Le phishing et son principal vecteur de diffusion le spam

Le phishing et son principal vecteur de diffusion le spam

Introduction au phishing

Avant de parler du phishing, il est nécessaire d’introduire le spam auquel il est étroitement lié. Un spam est un message électronique non sollicité, envoyé massivement à de nombreux destinataires, à des fins publicitaires ou malveillantes. L’ampleur du phénomène est conséquente puisque le spam représente aujourd’hui entre 88 et 91%1 du volume total d’emails échangés [MAA11]. Les objectifs du spam sont divers et variés. Il sert notamment à propager2 des publicités (p.ex. pour des produits contrefaits, pharmaceutiques), des canulars (c.-à-d. des fausses alertes à la population, des chaînes de solidarité censées prodiguer chance et bonheur, etc.), des logiciels malveillants : virus, chevaux de troie, etc. (p.ex. pour utiliser les postes d’Internautes comme membres d’un botnet3 ), des scams (qui visent à soutirer de l’argent grâce au leurre d’une forte rétribution financière à venir), ou encore des attaques de phishing. Une attaque de phishing consiste à voler des informations confidentielles (p.ex. identifiant, mot de passe, numéro de carte bancaire, etc.) aux Internautes en usurpant l’identité de sites marchands et/ou bancaires. Pour ce faire, elle s’appuie sur deux maillons essentiels : la mise en ligne d’un site web contrefait qui usurpe l’identité d’un site légitime (p.ex. une banque, une plate-forme de jeux en ligne, etc.), et la mise en place d’une campagne de communication (typiquement basée sur du spam) afin d’attirer les Internautes.

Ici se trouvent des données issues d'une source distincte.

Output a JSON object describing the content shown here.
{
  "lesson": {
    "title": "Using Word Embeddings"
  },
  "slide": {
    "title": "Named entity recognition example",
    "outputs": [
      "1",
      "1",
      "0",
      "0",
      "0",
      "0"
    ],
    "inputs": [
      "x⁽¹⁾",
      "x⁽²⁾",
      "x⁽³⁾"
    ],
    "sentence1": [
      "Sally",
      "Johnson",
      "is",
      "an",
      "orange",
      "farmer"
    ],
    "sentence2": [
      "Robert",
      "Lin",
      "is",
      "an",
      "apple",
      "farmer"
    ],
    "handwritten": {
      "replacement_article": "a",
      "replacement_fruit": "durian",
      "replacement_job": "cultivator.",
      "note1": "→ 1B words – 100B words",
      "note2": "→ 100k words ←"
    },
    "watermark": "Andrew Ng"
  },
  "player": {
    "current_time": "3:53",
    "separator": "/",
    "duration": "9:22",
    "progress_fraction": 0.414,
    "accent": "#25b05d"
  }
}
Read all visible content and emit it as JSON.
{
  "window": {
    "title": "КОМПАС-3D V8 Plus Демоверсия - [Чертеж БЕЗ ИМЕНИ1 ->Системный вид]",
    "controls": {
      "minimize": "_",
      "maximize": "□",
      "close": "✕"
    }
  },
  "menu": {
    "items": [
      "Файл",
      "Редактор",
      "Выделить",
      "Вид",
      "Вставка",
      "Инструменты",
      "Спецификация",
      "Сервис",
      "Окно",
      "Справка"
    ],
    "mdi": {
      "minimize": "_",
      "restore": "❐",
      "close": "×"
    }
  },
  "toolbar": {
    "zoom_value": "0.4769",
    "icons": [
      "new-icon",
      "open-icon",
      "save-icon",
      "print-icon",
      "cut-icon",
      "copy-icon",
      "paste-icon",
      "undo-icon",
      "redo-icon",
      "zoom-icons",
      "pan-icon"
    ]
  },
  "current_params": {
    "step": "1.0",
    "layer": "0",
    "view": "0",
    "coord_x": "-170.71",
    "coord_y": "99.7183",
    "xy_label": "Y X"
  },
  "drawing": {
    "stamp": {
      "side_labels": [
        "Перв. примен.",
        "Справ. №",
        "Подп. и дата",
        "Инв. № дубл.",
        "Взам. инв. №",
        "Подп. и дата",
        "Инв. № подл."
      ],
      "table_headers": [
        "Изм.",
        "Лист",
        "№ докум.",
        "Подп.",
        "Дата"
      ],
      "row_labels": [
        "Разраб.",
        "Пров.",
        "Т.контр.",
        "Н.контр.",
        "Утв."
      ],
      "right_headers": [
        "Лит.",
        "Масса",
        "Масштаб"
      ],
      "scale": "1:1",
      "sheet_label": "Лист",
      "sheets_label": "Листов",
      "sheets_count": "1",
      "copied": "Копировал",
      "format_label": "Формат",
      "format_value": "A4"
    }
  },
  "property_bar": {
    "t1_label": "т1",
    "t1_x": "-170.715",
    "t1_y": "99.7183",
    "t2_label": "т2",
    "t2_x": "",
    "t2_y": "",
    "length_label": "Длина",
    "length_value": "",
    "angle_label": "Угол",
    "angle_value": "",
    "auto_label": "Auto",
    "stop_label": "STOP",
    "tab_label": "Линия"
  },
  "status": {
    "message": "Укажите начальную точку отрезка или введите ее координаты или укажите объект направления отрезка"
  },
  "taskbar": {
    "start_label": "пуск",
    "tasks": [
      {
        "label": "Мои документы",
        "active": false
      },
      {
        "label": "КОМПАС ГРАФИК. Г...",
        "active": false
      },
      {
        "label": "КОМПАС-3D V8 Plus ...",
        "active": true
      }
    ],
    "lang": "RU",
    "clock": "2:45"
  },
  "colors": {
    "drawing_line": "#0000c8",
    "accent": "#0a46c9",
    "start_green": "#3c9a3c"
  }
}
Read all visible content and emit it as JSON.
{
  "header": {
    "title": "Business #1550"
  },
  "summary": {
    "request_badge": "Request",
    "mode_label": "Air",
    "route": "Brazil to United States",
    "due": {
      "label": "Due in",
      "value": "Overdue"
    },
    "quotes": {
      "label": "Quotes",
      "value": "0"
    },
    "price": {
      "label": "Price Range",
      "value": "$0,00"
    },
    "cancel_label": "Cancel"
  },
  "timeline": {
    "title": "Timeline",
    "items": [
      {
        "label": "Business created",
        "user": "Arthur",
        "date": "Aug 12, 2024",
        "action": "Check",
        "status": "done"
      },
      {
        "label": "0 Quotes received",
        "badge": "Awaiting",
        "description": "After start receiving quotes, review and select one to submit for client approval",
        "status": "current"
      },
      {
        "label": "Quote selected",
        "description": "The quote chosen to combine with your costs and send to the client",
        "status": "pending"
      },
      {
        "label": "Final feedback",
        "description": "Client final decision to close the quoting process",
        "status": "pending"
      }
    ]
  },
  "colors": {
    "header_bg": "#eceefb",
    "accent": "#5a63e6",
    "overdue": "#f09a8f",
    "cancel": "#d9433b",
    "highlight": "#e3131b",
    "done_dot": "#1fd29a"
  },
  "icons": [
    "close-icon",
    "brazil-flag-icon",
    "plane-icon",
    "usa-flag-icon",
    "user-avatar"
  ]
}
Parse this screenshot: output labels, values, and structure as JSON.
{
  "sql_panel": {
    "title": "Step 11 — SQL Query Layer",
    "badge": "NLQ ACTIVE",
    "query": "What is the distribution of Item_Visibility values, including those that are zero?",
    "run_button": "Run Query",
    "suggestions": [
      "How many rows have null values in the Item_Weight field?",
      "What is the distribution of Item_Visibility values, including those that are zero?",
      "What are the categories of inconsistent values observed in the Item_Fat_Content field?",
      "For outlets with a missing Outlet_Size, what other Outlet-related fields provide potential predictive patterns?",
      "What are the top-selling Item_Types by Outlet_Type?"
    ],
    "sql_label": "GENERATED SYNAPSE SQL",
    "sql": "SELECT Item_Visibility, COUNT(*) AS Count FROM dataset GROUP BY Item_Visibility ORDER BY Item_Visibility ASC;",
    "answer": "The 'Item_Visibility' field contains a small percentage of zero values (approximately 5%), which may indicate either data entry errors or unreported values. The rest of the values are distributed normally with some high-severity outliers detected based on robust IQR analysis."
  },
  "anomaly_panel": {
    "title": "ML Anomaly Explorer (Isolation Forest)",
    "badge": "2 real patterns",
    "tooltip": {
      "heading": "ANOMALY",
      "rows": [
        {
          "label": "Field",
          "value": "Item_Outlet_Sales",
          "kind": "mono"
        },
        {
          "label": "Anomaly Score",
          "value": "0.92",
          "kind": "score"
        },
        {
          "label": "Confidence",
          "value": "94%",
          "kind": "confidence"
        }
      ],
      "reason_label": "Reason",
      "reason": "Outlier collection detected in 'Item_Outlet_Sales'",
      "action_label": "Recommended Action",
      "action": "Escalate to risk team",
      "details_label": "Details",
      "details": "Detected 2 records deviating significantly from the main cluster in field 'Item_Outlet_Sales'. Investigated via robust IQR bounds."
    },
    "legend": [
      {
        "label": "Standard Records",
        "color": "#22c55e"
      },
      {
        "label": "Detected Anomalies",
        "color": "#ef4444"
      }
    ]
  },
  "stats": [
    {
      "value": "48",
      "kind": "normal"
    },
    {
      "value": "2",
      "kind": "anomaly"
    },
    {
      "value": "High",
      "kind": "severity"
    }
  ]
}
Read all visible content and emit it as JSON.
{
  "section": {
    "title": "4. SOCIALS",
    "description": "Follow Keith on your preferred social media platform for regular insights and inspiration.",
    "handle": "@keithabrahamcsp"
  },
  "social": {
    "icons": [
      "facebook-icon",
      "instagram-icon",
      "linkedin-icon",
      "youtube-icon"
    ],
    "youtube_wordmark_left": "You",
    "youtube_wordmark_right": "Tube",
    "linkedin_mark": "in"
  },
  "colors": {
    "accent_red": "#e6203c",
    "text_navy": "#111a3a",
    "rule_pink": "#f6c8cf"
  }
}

Premier maillon : le site web contrefait

Techniquement, la mise en ligne du site contrefait s’appuie sur une page web d’accueil d’aspect (plus ou moins) ressemblant au site légitime. Meilleure sera la ressemblance et plus l’attaque sera efficace. Cette page web est accédée grâce à une URL également (plus ou moins) ressemblante à l’URL légitime. A nouveau, le degré de ressemblance de cette URL peut ajouter à l’efficacité de l’attaque. Il est toutefois indéniable que le rendu visuel global de la page sera plus décisif. Pour illustrer ces propos, considérons deux exemples qui ciblent le site Facebook : les figures 2.1 et 2.2 montrent une première illustration de sites légitime/contrefait, tandis que les figures 2.3 et 2.4 en montrent une deuxième. Le site contrefait développé dans le premier exemple est de prime abord, celui qui imite au mieux son pendant légitime. En effet, on ne détecte aucune erreur syntaxique, aucune modification de taille/type de polices de caractères, etc.). L’imitation apparaît parfaite. A contrario le deuxième exemple semble moins soigné, au sens visuel du terme. En effet, les zones 2 et 3 de la figure 2.4 démontrent des problèmes syntaxiques (c.-à-d. un manque de prise en charge des caractères spéciaux et accentués) ou des modifications de contenu (p.ex. on aperçoit que le site web contrefait est hébergé chez T35 Hosting, qui introduit des références publicitaires vers d’autres sites). En ce qui concerne les liens accessibles depuis la page contrefaite, les zones 2 du premier exemple conduisent vers le site légitime. A contrario, les zones 3 et 4 de ce même exemple contiennent des liens contrefaits (cf. figure 2.2). Dans le deuxième exemple, tous les liens des zones 2 et 4 redirigent vers le site légitime (cf. figure 2.4). Seuls les liens amenés par l’hébergeur de site (cf. zone 3 de la figure 2.4) redirigent ailleurs (p.ex. Free Domains conduit à http://www.domainsfree.org/, T35 redirige vers http://www.t35.com). Enfin, si on s’intéresse à l’URL visitée (Zone 1 sur les figures 2.2 et 2.4), on voit que le deuxième exemple est cette fois-ci plus performant que le premier. En effet, l’URL contrefaite s’approche davantage de l’URL originale, en introduisant le nom de domaine légitime (c.-à-d. Facebook). 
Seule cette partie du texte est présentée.